In the end, if you're within 10% is probably moot, and at 39% on a single instance for node, that's very impressive and once you add multiple system, multiple instances per system aren't any harder and node would probably make up most of the difference.

That was the citation :-)

Seriously though, Node is written in C++ and is a single threaded interpreted / Jitted / Garbage Collected Virtual Machine which has to jump through trampolines and layers of abstraction to call system services.

While it might be very efficient at what it does, it isn't as close to the machine as a native C++ application.

One asynchronous WebSocket server written in C++ can run rings around one Node WebSocket server.

If the premise is that to mitigate this we can set up an entire cluster of node servers that will beat the C++ server, it follows that we can set up an entire cluster of C++ servers that would be even faster.

C++ is faster in every regard. There is no "usually", about it.

If we are talking about some metric like programmer productivity, sure sometimes it takes more effort to write code in C++ to achieve what may take a single line in Node.

Ok let me rephrase: The speed benefit of C++ not always matters. At Google scale, sure. For most intents and purposes, probably not.

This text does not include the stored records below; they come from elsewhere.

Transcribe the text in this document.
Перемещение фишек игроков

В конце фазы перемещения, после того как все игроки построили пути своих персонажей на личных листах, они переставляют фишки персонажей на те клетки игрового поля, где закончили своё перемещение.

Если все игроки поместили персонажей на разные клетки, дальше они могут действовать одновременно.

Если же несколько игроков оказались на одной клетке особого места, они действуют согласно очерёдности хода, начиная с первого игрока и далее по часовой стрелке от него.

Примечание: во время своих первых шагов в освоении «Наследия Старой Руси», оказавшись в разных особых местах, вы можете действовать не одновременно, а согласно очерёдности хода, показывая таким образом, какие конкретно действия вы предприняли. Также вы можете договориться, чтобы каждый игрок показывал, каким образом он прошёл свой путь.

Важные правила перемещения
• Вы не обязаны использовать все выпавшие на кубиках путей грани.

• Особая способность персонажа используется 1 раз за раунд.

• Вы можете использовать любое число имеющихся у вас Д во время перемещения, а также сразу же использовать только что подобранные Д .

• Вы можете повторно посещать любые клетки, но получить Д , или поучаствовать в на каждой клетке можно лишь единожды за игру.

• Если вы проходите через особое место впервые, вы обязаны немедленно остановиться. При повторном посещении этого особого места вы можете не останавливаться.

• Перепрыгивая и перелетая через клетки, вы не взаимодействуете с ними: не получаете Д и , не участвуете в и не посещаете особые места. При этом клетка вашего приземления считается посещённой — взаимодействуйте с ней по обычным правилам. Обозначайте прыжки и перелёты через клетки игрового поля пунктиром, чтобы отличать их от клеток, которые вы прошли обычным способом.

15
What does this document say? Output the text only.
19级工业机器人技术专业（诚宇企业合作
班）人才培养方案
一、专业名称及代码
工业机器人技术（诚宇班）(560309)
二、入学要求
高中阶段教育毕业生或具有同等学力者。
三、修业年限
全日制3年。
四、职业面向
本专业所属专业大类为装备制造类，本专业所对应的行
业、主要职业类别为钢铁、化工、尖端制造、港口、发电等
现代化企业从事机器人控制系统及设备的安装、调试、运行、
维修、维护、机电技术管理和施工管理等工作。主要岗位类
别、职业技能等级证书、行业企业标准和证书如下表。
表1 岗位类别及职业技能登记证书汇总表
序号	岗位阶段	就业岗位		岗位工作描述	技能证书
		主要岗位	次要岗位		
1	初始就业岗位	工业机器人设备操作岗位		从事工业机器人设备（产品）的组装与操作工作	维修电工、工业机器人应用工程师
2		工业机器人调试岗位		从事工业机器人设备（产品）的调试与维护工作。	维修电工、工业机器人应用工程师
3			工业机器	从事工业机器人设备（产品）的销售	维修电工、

Otherwise, totally agreed.

I use node quite a lot, mostly for prototyping, demos and where I just plain don't have the time or need to use something else. I have no problem with node as an application development platform.

Right tool for the right job is fine

The trick is to minimize aggregate kWh of energy use per unit task. Sometimes that means ordering a take out, and occasionally baking a pie.

A lot of the time I'm in the position of buildng upstream tools and platforms for people downstream, so whatever I do has a direct impact on their performance. The way I look at it is it is my duty to make them look good.

I do take that a little far though on occasion. Shipping is a feature too of course. Heh.

It is just more natural too since all of io is inherently async.
Not likely. Node will have to send out to an external source to pass messages between the cores of the cluster. Go and Elixir would do that fairly naturally without the external latency. Elixir and Phoenix would do the same over multiple machines with multiple cores without the need for a database or Redis to handle routing.

Both also make it pretty natural to async everything. If Node beat either in a distributed benchmark it would be a shock to all involved.